Al morir su esposa, se casó en 1535 con Francisca Velasco; y tuvo otros cinco hijos. En 1535 el cabildo de Toledo le solicitó unas trazas para ejecutar la sillería del coro de la catedral, además de a Diego de Siloe, Juan Picardo y Alonso Berruguete. Finalmente se las encargaron a Bigarny y Berruguete que se comprometían el 1 de enero de 1539 a hacer treinta y cinco sillas cada uno. Felipe realizaría las del lado del Evangelio y además debería hacer también la arzobispal.[8]

En 1536 firma un contrato para realizar en dos años los sepulcros de Diego de Avellaneda, obispo de Tuy (diseñado para su colocación original en el Monasterio de San Jerónimo de Espeja, Soria) y el de su padre (hoy conservado en Alcalá de Henares).[9]

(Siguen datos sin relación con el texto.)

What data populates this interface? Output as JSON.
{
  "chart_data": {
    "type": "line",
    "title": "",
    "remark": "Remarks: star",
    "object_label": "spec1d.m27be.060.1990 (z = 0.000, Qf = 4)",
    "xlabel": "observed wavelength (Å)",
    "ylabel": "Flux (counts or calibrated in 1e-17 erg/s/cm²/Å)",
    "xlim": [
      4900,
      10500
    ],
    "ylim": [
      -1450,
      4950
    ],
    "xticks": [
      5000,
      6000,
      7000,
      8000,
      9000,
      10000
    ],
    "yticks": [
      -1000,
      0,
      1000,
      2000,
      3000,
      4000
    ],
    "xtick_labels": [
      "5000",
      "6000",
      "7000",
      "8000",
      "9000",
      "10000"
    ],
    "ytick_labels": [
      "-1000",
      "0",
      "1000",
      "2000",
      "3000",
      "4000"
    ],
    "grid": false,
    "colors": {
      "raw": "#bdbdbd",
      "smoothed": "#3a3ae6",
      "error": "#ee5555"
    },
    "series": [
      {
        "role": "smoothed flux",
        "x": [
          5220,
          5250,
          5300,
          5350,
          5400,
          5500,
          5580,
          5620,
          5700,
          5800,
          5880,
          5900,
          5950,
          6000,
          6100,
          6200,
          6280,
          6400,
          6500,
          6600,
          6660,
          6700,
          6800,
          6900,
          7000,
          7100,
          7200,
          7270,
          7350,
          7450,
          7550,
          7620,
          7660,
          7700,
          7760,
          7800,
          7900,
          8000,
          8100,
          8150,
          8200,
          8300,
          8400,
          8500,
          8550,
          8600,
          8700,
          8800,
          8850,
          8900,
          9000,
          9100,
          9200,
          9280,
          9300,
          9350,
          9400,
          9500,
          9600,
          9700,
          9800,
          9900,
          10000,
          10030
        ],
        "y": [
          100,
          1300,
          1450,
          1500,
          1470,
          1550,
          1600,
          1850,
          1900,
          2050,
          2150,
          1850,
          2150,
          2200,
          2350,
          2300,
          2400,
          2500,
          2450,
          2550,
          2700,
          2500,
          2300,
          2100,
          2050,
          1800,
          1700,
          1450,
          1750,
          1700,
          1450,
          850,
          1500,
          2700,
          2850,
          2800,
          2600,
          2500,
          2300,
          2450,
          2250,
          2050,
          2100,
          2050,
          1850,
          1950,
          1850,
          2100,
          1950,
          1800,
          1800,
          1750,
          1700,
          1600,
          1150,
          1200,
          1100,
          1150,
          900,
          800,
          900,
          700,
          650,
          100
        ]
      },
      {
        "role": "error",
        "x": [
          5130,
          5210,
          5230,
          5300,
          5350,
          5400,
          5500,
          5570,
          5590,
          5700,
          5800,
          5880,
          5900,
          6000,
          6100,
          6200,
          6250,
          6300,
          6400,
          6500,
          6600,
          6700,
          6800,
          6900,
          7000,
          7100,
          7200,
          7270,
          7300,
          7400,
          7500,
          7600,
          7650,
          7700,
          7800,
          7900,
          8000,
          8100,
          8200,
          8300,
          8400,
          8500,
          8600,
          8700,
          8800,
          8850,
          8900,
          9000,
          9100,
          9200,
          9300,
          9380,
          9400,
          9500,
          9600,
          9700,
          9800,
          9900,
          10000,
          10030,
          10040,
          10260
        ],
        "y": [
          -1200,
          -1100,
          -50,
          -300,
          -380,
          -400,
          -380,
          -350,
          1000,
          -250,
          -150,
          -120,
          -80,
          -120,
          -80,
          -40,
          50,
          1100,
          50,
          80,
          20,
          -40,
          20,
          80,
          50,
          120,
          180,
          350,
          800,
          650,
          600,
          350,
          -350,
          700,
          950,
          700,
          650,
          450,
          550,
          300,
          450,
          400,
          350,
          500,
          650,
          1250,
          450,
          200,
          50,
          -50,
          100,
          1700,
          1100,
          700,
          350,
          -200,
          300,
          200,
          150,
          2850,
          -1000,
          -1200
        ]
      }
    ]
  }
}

En 1541 le contratan un retablo para el Museo-Hospital de Santa Cruz en Toledo, que no llegaría a ejecutar.

Murió en 1542 teniendo contratadas y en ejecución obras en Toledo (donde Berruguete terminaría su parte inconclusa), Peñaranda de Duero, Valpuesta y en Burgos. Tenía un taller organizado en cada uno de esos lugares, de los que en su ausencia se encargaba alguno de sus oficiales. Entre ellos se encontraron Maese Enrique, Diego Guillén, Sebastián de Salinas, Juan de Goyaz y su hijo Gregorio Pardo. Entre estos destacó Diego Guillén, su oficial de confianza, casado con una cuñada de Bigarny.

Fue sepultado en el desaparecido convento de San Pablo de Burgos.[10]

Descendientes

Con María Sáez Pardo tuvo cinco hijos, entre los que pudo estar el escultor Gregorio Pardo.[11] Su hija Clara era conocida en Burgos por su belleza y apodada la niña de plata. Con Francisca Velasco tuvo otros cinco hijos.